En ce qui nous concerne, nous ne pouvons que nous réjouir de ces dispositions qui responsabilisent chacun des acteurs.
D’un côté, Google accepte désormais une nouvelle manière de « travailler ensemble 
» avec les éditeurs : le géant américain va devoir apprendre à jouer moins « perso ». D’autant que, même si pour le moment aucune des accusations d’abus de position dominante n’a abouti en Europe, Google sait que la frontière peut être vite franchie, entre la position dominante de fait et son abus. Se mettre à dos toute la presse continentale aurait pu le piéger dans une attitude qui aurait ouvert la voie à des procédures beaucoup plus risquées dans leurs conséquences financières.
De l’autre côté, la presse française devra accélérer sa mutation économique, car ce ne sont pas les aides à la transition prévues dans l’accord qui résoudront ses déficits désormais endémiques. Même si la presse trouve ici un appel d’air qui lui sera utile, elle ne trouvera en aucun cas la source de financement dont elle rêvait, pour co-financer ses coûts de création de contenus.

Ainsi, le géant de Moutain View a-t-il montré qu’il pouvait faire quelques concessions quand la fronde était trop grande, mais que ses efforts restaient à sa discrétion. Google n’est pas prêt d’ouvrir la porte de ses systèmes algoritmiques, étape technique nécessaire en cas de péage à la consulation de contenu.

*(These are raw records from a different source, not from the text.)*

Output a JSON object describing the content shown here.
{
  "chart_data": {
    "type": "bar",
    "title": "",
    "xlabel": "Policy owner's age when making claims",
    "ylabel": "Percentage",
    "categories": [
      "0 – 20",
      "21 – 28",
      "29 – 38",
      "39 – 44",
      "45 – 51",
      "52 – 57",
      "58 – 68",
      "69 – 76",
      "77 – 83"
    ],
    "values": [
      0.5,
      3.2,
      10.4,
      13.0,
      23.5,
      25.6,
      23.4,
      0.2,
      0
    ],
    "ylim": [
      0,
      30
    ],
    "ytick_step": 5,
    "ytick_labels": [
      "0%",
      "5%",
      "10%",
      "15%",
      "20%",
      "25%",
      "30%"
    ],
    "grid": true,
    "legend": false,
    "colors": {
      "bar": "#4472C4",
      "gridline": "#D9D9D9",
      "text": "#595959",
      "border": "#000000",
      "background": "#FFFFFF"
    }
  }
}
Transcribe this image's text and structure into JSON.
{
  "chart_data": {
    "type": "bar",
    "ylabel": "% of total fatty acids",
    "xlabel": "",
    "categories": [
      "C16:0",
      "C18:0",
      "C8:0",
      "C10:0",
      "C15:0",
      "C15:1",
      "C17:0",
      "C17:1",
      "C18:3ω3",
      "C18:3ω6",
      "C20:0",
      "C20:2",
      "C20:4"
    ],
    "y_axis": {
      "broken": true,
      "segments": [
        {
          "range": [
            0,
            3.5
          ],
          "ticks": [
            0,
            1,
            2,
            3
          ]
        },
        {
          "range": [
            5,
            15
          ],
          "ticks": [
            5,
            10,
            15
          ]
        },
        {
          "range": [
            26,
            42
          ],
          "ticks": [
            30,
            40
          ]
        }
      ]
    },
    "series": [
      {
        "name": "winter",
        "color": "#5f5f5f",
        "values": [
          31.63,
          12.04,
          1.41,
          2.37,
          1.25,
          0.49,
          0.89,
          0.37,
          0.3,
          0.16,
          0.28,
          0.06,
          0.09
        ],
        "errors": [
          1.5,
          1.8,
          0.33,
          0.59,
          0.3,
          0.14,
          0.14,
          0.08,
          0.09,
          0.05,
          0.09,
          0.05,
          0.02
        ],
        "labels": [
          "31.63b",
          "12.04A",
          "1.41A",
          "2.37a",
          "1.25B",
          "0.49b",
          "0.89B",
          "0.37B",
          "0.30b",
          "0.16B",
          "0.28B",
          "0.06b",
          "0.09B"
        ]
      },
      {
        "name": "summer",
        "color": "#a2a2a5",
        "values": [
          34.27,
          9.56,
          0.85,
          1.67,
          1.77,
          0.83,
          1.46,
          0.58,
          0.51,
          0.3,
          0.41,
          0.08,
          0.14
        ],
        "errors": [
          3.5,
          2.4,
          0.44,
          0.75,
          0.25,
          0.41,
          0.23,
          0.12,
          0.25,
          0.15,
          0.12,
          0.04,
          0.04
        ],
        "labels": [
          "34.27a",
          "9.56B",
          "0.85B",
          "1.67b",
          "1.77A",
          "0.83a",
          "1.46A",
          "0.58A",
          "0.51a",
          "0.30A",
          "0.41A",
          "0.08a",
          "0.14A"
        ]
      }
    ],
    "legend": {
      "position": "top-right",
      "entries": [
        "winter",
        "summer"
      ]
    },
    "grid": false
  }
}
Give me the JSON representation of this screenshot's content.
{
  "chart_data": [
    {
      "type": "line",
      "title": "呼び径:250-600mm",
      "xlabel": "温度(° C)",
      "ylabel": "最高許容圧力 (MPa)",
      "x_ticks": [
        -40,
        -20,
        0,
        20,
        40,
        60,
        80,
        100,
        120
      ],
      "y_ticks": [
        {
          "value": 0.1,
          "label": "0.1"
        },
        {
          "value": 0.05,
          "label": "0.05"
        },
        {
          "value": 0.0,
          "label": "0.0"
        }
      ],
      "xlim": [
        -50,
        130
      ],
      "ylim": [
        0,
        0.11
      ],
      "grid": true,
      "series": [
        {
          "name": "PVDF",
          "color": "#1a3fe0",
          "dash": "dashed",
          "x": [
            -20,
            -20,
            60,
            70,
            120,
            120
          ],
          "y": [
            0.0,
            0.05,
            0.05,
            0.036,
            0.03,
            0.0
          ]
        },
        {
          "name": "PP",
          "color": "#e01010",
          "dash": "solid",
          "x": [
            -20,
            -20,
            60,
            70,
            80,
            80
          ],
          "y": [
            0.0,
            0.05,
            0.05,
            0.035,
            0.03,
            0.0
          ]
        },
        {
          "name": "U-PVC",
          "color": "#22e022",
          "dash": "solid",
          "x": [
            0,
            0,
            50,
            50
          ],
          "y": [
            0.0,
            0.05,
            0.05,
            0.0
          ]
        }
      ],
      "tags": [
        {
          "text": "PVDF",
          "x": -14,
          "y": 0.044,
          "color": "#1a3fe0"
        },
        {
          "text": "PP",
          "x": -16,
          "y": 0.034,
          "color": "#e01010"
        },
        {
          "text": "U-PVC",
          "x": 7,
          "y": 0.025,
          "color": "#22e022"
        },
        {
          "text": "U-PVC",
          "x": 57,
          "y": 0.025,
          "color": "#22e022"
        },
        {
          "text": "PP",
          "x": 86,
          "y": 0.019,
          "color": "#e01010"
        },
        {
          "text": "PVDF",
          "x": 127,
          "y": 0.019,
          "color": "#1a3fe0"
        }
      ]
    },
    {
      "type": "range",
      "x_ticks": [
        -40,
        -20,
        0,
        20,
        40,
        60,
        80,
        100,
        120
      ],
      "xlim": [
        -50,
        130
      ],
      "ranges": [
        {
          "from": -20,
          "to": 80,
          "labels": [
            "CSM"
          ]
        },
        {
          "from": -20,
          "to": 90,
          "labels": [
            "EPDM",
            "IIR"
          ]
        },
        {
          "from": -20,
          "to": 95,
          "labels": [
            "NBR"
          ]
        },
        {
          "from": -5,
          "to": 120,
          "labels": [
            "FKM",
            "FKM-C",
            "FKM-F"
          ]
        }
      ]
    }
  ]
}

Google reste donc plus que jamais opaque et intouchable. Même si pour conserver le secret de sa machine interne, il doit apprendre désormais à composer avec les éditeurs de contenus d’information. Une contrainte en effet historique, car jusqu’alors, Google avait toujours privilégié une position unilatérale avec la presse, au risque de provoquer la rupture en brandissant l’arme du déréférencement.

La vidéo postée par l’Elysée sur la Conférence suivant la signature de l’accord entre Google et les éditeurs de presse

 

>Annexe : la déclaration postée par Eric Schmidt sur le blog de Google

Google creates €60m Digital Publishing Innovation Fund to support transformative French digital publishing initiatives

Google has worked with news publishers around the globe for years to help them make the most of the web. Our search engine generates billions of clicks each month, and our advertising solutions (in which we have invested billions of dollars) help them make money from that traffic. And last year, we launched Google Play, which offers new opportunities for publishers to make money—including through paid subscriptions. A healthy news industry is important for Google and our partners, and it is essential to a free society. 

Today I announced with President Hollande of France two new initiatives to help stimulate innovation and increase revenues for French publishers. First, Google has agreed to create a €60 million Digital Publishing Innovation Fund to help support transformative digital publishing initiatives for French readers. Second, Google will deepen our partnership with French publishers to help increase their online revenues using our advertising technology. 

This exciting announcement builds on the commitments we made in 2011 to increase our investment in France—including our Cultural Institute in Paris to help preserve amazing cultural treasures such as the Dead Sea Scrolls. These agreements show that through business and technology partnerships we can help stimulate digital innovation for the benefit of consumers, our partners and the wider web.